How does memccpy handle large integer values?

Question

According to man 3 memccpy the memccpy function is defined as follows:

SYNOPSIS

#include <string.h>

void *memccpy(void *dest, const void *src, int c, size_t n);

DESCRIPTION

The memccpy() function copies no more than n bytes from memory area src to memory area dest, stopping when the character c is found.

If the memory areas overlap, the results are undefined.

What confuses me is that memccpy copies n bytes and stops if character c is found. However, the function takes int c as an argument. So what happens if I call memccpy with the following value:

memccpy(&x, &y, 0xffffff76, 100);

Here the value to check is too big for char. Should this case work?

Answer 1

memccpy() is defined by POSIX.1-2001 (IEEE Std 1003.1-2001), which states:

SYNOPSIS

#include <string.h>

void *memccpy(void *restrict s1, const void *restrict s2,
       int c, size_t n);

DESCRIPTION

The memccpy() function shall copy bytes from memory area s2 into s1, stopping after the first occurrence of byte c (converted to an unsigned char) is copied, or after n bytes are copied, whichever comes first. If copying takes place between objects that overlap, the behavior is undefined.

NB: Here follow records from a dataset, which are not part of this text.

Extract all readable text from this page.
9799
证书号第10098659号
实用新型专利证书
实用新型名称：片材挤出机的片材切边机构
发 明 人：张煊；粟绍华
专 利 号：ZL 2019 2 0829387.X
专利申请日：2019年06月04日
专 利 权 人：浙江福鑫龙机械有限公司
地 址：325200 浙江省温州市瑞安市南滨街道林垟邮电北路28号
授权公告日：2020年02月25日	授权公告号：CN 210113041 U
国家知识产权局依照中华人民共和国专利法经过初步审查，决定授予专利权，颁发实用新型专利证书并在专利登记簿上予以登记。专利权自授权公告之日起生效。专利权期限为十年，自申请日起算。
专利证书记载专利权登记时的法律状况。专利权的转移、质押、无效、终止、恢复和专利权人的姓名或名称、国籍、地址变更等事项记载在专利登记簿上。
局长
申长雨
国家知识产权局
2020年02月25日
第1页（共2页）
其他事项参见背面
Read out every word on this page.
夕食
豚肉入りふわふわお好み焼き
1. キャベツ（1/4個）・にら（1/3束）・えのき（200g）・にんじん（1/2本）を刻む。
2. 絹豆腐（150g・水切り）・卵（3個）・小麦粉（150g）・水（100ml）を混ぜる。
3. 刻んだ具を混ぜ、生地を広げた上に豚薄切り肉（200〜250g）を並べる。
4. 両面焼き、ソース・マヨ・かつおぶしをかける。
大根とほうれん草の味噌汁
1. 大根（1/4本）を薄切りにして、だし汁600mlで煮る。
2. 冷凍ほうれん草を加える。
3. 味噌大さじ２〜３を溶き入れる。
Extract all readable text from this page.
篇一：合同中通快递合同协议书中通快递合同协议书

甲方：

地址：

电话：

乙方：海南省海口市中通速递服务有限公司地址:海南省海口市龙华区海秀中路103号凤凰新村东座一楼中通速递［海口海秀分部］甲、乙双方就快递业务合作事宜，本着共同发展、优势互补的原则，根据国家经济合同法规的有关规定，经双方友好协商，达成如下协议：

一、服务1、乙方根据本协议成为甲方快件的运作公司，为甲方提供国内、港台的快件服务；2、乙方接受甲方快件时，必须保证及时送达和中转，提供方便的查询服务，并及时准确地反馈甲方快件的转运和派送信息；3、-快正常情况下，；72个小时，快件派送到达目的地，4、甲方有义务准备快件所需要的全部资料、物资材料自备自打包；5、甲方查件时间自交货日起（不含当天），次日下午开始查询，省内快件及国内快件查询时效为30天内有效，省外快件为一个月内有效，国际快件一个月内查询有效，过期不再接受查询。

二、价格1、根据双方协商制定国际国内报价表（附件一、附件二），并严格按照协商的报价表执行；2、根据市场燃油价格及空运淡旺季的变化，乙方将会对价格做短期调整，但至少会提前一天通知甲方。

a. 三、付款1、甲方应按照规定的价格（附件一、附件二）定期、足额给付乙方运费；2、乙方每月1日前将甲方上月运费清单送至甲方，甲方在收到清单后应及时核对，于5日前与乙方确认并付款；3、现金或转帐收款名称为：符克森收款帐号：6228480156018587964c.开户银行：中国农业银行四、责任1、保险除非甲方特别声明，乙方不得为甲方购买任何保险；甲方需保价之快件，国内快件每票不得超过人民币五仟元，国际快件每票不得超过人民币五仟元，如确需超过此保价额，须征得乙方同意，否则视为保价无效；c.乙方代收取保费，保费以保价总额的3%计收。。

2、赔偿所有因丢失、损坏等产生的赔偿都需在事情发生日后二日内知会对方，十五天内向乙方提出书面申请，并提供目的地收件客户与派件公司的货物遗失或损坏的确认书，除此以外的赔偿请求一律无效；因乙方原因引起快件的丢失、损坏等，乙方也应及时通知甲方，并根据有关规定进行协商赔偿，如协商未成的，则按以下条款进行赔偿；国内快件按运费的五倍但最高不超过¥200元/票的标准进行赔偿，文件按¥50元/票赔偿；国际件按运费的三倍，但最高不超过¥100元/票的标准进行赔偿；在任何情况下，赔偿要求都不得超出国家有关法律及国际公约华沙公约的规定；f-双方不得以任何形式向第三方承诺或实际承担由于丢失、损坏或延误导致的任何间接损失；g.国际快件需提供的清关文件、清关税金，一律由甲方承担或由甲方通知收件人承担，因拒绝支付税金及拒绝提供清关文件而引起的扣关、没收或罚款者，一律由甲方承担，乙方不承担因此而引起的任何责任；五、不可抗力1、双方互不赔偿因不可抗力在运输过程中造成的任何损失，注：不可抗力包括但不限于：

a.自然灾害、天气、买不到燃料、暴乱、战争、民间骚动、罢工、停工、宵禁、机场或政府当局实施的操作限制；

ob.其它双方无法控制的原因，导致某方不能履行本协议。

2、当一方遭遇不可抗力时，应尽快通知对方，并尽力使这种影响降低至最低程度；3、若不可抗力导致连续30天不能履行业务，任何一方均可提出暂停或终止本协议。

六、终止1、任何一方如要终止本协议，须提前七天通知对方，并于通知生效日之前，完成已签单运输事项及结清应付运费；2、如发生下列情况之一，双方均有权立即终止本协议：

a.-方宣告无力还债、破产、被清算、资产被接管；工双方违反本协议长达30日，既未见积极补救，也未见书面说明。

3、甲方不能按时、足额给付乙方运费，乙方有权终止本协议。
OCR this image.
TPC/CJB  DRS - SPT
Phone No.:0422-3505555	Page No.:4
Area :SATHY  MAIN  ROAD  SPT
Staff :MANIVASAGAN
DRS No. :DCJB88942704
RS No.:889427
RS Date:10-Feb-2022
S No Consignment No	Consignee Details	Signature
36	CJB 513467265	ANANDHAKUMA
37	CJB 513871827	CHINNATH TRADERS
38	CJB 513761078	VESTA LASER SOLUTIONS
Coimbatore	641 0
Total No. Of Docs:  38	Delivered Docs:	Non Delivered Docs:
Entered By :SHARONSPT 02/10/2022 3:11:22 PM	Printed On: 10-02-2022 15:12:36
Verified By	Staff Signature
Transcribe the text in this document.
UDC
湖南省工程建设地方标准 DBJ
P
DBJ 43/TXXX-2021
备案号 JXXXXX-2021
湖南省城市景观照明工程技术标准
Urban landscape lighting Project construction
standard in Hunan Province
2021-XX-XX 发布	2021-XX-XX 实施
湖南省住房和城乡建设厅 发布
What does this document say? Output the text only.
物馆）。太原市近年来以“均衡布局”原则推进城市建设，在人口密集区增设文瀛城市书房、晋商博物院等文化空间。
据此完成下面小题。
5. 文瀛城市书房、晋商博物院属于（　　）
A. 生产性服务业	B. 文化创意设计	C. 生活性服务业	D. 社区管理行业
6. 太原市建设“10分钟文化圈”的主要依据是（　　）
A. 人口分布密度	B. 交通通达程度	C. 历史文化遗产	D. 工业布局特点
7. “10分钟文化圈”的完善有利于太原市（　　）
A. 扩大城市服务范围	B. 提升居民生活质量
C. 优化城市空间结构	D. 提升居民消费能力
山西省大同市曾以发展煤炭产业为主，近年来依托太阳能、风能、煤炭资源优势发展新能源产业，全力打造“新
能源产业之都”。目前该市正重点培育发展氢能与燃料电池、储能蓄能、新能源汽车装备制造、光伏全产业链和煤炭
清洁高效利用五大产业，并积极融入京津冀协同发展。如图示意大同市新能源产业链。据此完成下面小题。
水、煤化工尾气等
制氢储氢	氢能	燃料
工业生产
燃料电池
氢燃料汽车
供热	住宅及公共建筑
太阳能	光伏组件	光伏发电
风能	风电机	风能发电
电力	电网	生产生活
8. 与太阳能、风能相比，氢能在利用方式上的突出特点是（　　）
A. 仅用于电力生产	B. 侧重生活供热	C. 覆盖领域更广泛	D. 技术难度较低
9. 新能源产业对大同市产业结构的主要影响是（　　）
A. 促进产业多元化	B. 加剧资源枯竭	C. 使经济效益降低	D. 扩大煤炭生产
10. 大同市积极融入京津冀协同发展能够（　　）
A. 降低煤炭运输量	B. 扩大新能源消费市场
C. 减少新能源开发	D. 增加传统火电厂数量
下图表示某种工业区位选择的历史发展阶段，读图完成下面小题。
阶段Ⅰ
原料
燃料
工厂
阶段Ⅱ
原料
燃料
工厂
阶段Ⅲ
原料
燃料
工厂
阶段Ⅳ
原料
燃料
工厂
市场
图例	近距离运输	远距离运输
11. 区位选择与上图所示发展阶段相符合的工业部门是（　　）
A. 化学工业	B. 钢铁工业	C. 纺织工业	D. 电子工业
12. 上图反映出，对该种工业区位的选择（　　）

So there you go, a simple unsigned char conversion takes place:

void *memccpy(void *restrict s1, const void *restrict s2, int c, size_t n) {
    unsigned char actual_c = (unsigned char)c;
    // ...
}

---

In fact, the most prominent C standard library implementations that I know do exactly this:

• GNU libc: passed to memchr which does unsigned char c = (unsigned int)c_in;
• BSD libc: unsigned char uc = c;
• Bionic (Android): borrowed from BSD unsigned char uc = c;
• musl libc: reassignment with cast c = (unsigned char)c;
• uClibc: cast at comparison: (((unsigned char)(*r1++ = *r2++)) != ((unsigned char) c))

Answer 2

how exactly this case is handled in code

Just the value of the parameter is converted to a character:

void *memccpy(..., int param_c, ...) {
     unsigned char c = param_c;

In real life : https://github.com/lattera/glibc/blob/master/string/memccpy.c#L33 https://github.com/lattera/glibc/blob/master/string/memchr.c#L63 .

(On nowadays systems) unsigned char has 8 bits, (unsigned char)(int)0xffffff76 just becomes 0x76. The upper bits are just ignored.

Answer 3

This is an older function which is similar to memset in terms of the argument it accepts:

void *memset(void *s, int c, size_t n);

It is described in the C standard as follows:

The memset function copies the value of c (converted to an unsigned char) into each of the first n characters of the object pointed to by s.

Both functions date back to at least 4.3 BSD, so it would make sense that they handle their arguments in a similar way.

So given your example, the value 0xffffff76 would be converted to the unsigned char value 0x76, and that would be the value it check for to stop.